Le plus fort sera fait ; le reste ira de suite.

(Il se met à écrire.)
Henri.

C’est affaire de cœur. Parbleu, depuis long-tems,
Le patron reprenoit haleine à mes dépens…

Tant mieux : plus un Maître aime, & plus un Valet gagne.
Allons, apprêtons-nous à battre la campagne.
J’ai bien l’air de coucher hors d’ici.

Durval.

J’ai bien l’air de coucher hors d’ici.Sûrement,
Je n’aurai de ma vie écrit si tendrement.
Je prépare à Constance une aimable surprise.

(Il continue d’écrire.)
Henri, tirant son rôle.

J’ai là certains papiers, il faut que je les lise.
Voyons, tandis qu’il fait éclore son poulet,
Quel est mon rôle. À moi, le rôle de Valet !
Mais cela ne va point avec mon ministere :
Je suis Homme de chambre, & presque Secrétaire :
À quelqu’un de nos gens il pourroit convenir…
Sçachons donc à qui j’ai l’honneur d’appartenir…
(Il feuillette & retourne son rôle de tous côtés.)
Je veux être pendu, si j’entends cette gamme…
Ah ! je sers un époux amoureux de sa femme.
Ventrebleu, le sot maître à qui l’on m’a donné !
Oui-dà, le personnage est bien imaginé.

Durval.

Ce maraud me distrait. C’est son rôle, je gage.

Henri.

Monsieur, je m’entretiens avec mon personnage…
Peste ! En voici bien long tout d’un article écrit !
Voyons : c’est moi qui parle ; aurai-je de l’esprit ?

(Il lit.)
Oui, Nérine, je suis à l’imbécile Maître,
Qui s’est acoquiné, dans ce taudis champêtre,
À la triste moitié, dont il s’est empêtré ;
Son ridicule amour ici l’a séquestré :
C’est un oison bridé, tapi dans sa retraite,
Qui n’a plus que l’instinct que sa femme lui prête.
Le bel équivalent, au lieu du sens commun !

Durval, impatient.

Faquin… Contenons-nous… Chassons cet importun.
(à Henri.)
Vous plairoit-il d’aller un peu plus loin attendre ?
Aurois-je dû le dire ? Ayez soin de m’entendre,
Lorsque j’appellerai ; que l’on se tienne prêt.

Henri.

Allons ; hé ! qu’on me selle un coureur vif & frais.

(Il sort.)



Scène XII.

DURVAL, seul.

(Il se leve.)
Le parti que je prends est donc bien ridicule,
Si jusqu’à des Valets… Étouffons ce scrupule…
(Il se remet.)
Ce coquin sortira… Je ne sçais où j’en suis…
Continuons pourtant… Achevons, si je puis.
(Il écrit.)

Puissé-je en voir l’effet que j’ose m’en promettre !
Hola… Henri… Voyons, relisons cette lettre.
(Il lit.)
C’est trop entretenir vos mortelles douleurs ;
L’ingrat que vous pleurez, ne fait plus vos malheurs…
(Il lit bas.)
Je la puis envoyer… Mettons ma signature…
(en signant.)
Je voudrois me pouvoir trouver à la lecture.
Ah ! j’oubliois d’y joindre aussi ces diamans.
(Il tire un écrin.)
Constance est peu sensible à ces vains ornemens ;
Mais je me satisfais, j’embellis ce que j’aime.
Henri !… Les Valets sont d’une lenteur extrême.



Scène XIII.

DURVAL, HENRI, en équipage de postillon.
Henri.

Monsieur, me voilà prêt ; vous n’avez qu’à parler.

Durval.

Quel est cet équipage ? Où crois-tu donc aller ?

Henri.

À Paris… C’est, je crois, vers certaine Duchesse…
Vous vous reprenez donc pour elle de tendresse ?

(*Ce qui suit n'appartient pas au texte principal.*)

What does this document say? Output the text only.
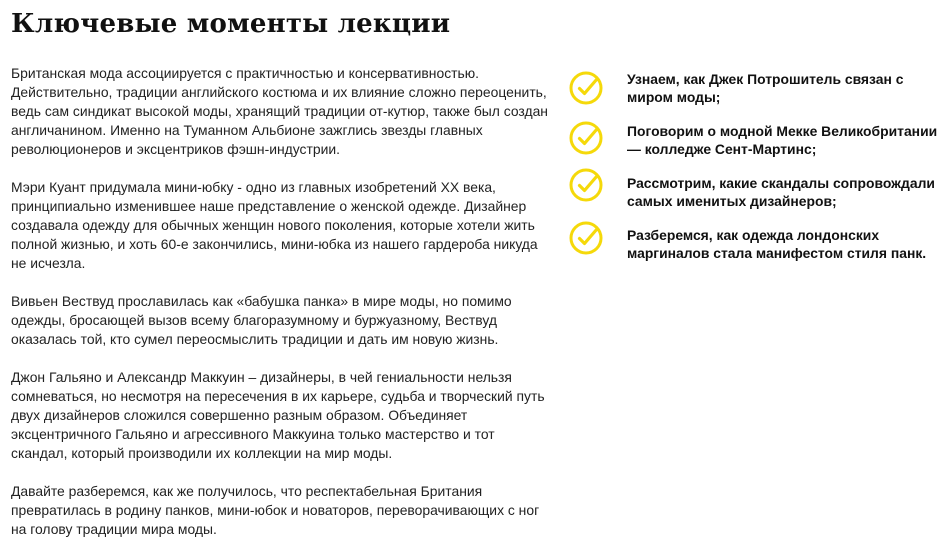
Ключевые моменты лекции

Британская мода ассоциируется с практичностью и консервативностью. Действительно, традиции английского костюма и их влияние сложно переоценить, ведь сам синдикат высокой моды, хранящий традиции от-кутюр, также был создан англичанином. Именно на Туманном Альбионе зажглись звезды главных революционеров и эксцентриков фэшн-индустрии.

Мэри Куант придумала мини-юбку - одно из главных изобретений XX века, принципиально изменившее наше представление о женской одежде. Дизайнер создавала одежду для обычных женщин нового поколения, которые хотели жить полной жизнью, и хоть 60-е закончились, мини-юбка из нашего гардероба никуда не исчезла.

Вивьен Вествуд прославилась как «бабушка панка» в мире моды, но помимо одежды, бросающей вызов всему благоразумному и буржуазному, Вествуд оказалась той, кто сумел переосмыслить традиции и дать им новую жизнь.

Джон Гальяно и Александр Маккуин – дизайнеры, в чей гениальности нельзя сомневаться, но несмотря на пересечения в их карьере, судьба и творческий путь двух дизайнеров сложился совершенно разным образом. Объединяет эксцентричного Гальяно и агрессивного Маккуина только мастерство и тот скандал, который производили их коллекции на мир моды.

Давайте разберемся, как же получилось, что респектабельная Британия превратилась в родину панков, мини-юбок и новаторов, переворачивающих с ног на голову традиции мира моды.

Узнаем, как Джек Потрошитель связан с миром моды;
Поговорим о модной Мекке Великобритании — колледже Сент-Мартинс;
Рассмотрим, какие скандалы сопровождали самых именитых дизайнеров;
Разберемся, как одежда лондонских маргиналов стала манифестом стиля панк.
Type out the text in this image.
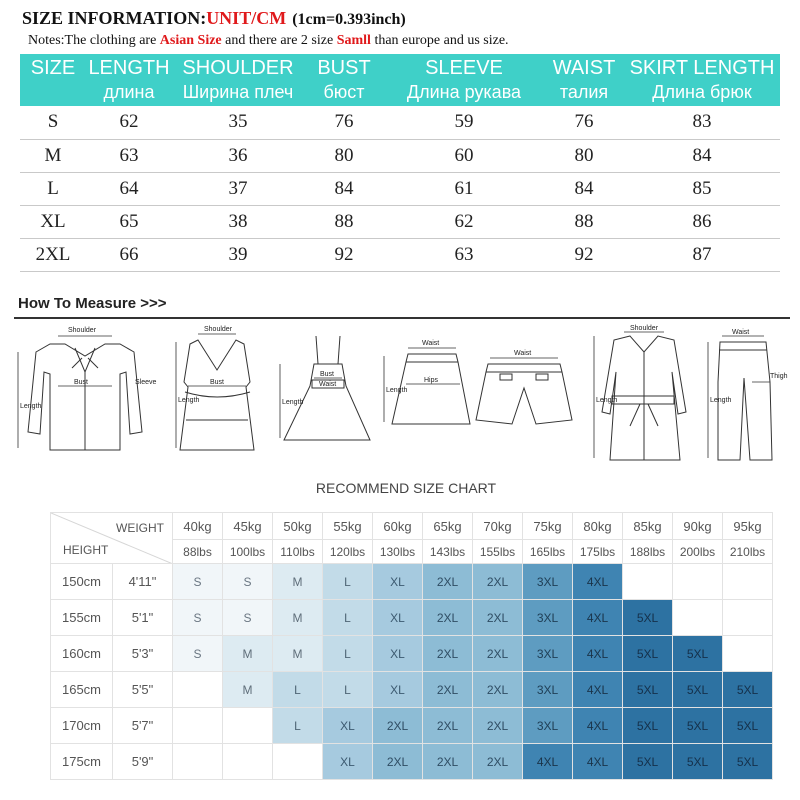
SIZE INFORMATION:UNIT/CM (1cm=0.393inch)
Notes:The clothing are Asian Size and there are 2 size Samll than europe and us size.
SIZE	LENGTH	SHOULDER	BUST	SLEEVE	WAIST	SKIRT LENGTH
	длина	Ширина плеч	бюст	Длина рукава	талия	Длина брюк
S	62	35	76	59	76	83
M	63	36	80	60	80	84
L	64	37	84	61	84	85
XL	65	38	88	62	88	86
2XL	66	39	92	63	92	87
How To Measure >>>
Shoulder
Bust	Sleeve
Length
Shoulder
Bust
Length
Bust
Waist
Length
Waist
Hips
Length
Waist
Shoulder
Length
Waist
Thigh
Length
RECOMMEND SIZE CHART
WEIGHT
HEIGHT		40kg	45kg	50kg	55kg	60kg	65kg	70kg	75kg	80kg	85kg	90kg	95kg
		88lbs	100lbs	110lbs	120lbs	130lbs	143lbs	155lbs	165lbs	175lbs	188lbs	200lbs	210lbs
150cm	4'11"	S	S	M	L	XL	2XL	2XL	3XL	4XL			
155cm	5'1"	S	S	M	L	XL	2XL	2XL	3XL	4XL	5XL		
160cm	5'3"	S	M	M	L	XL	2XL	2XL	3XL	4XL	5XL	5XL	
165cm	5'5"		M	L	L	XL	2XL	2XL	3XL	4XL	5XL	5XL	5XL
170cm	5'7"			L	XL	2XL	2XL	2XL	3XL	4XL	5XL	5XL	5XL
175cm	5'9"				XL	2XL	2XL	2XL	4XL	4XL	5XL	5XL	5XL
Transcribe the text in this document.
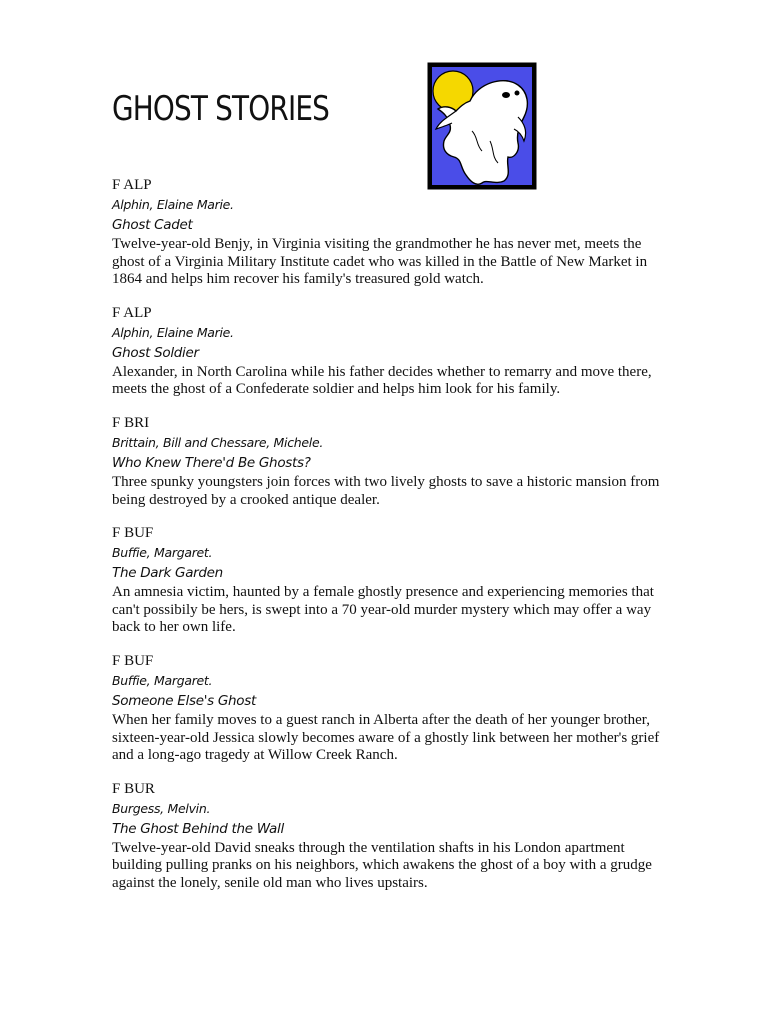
GHOST STORIES
F ALP
Alphin, Elaine Marie.
Ghost Cadet

Twelve-year-old Benjy, in Virginia visiting the grandmother he has never met, meets the ghost of a Virginia Military Institute cadet who was killed in the Battle of New Market in 1864 and helps him recover his family's treasured gold watch.

F ALP
Alphin, Elaine Marie.
Ghost Soldier

Alexander, in North Carolina while his father decides whether to remarry and move there, meets the ghost of a Confederate soldier and helps him look for his family.

F BRI
Brittain, Bill and Chessare, Michele.
Who Knew There'd Be Ghosts?

Three spunky youngsters join forces with two lively ghosts to save a historic mansion from being destroyed by a crooked antique dealer.

F BUF
Buffie, Margaret.
The Dark Garden

An amnesia victim, haunted by a female ghostly presence and experiencing memories that can't possibily be hers, is swept into a 70 year-old murder mystery which may offer a way back to her own life.

F BUF
Buffie, Margaret.
Someone Else's Ghost

When her family moves to a guest ranch in Alberta after the death of her younger brother, sixteen-year-old Jessica slowly becomes aware of a ghostly link between her mother's grief and a long-ago tragedy at Willow Creek Ranch.

F BUR
Burgess, Melvin.
The Ghost Behind the Wall

Twelve-year-old David sneaks through the ventilation shafts in his London apartment building pulling pranks on his neighbors, which awakens the ghost of a boy with a grudge against the lonely, senile old man who lives upstairs.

Durval, en cachetant la lettre

Tu n’iras pas si loin.

Henri.

Tu n’iras pas si loin.Ma foi, Monsieur, tant pis.
Elle se vengera, je vous en avertis.
La Duchesse se plaint que, pour rompre avec elle,
Et lui mieux déguiser une intrigue nouvelle,
Avec Madame vous… feignez de renouer.
Je ne sçais pas quel tour elle veut vous jouer ;
Mais… tout franc, convenez que votre amour la traite
Comme je traiterois une simple soubrette.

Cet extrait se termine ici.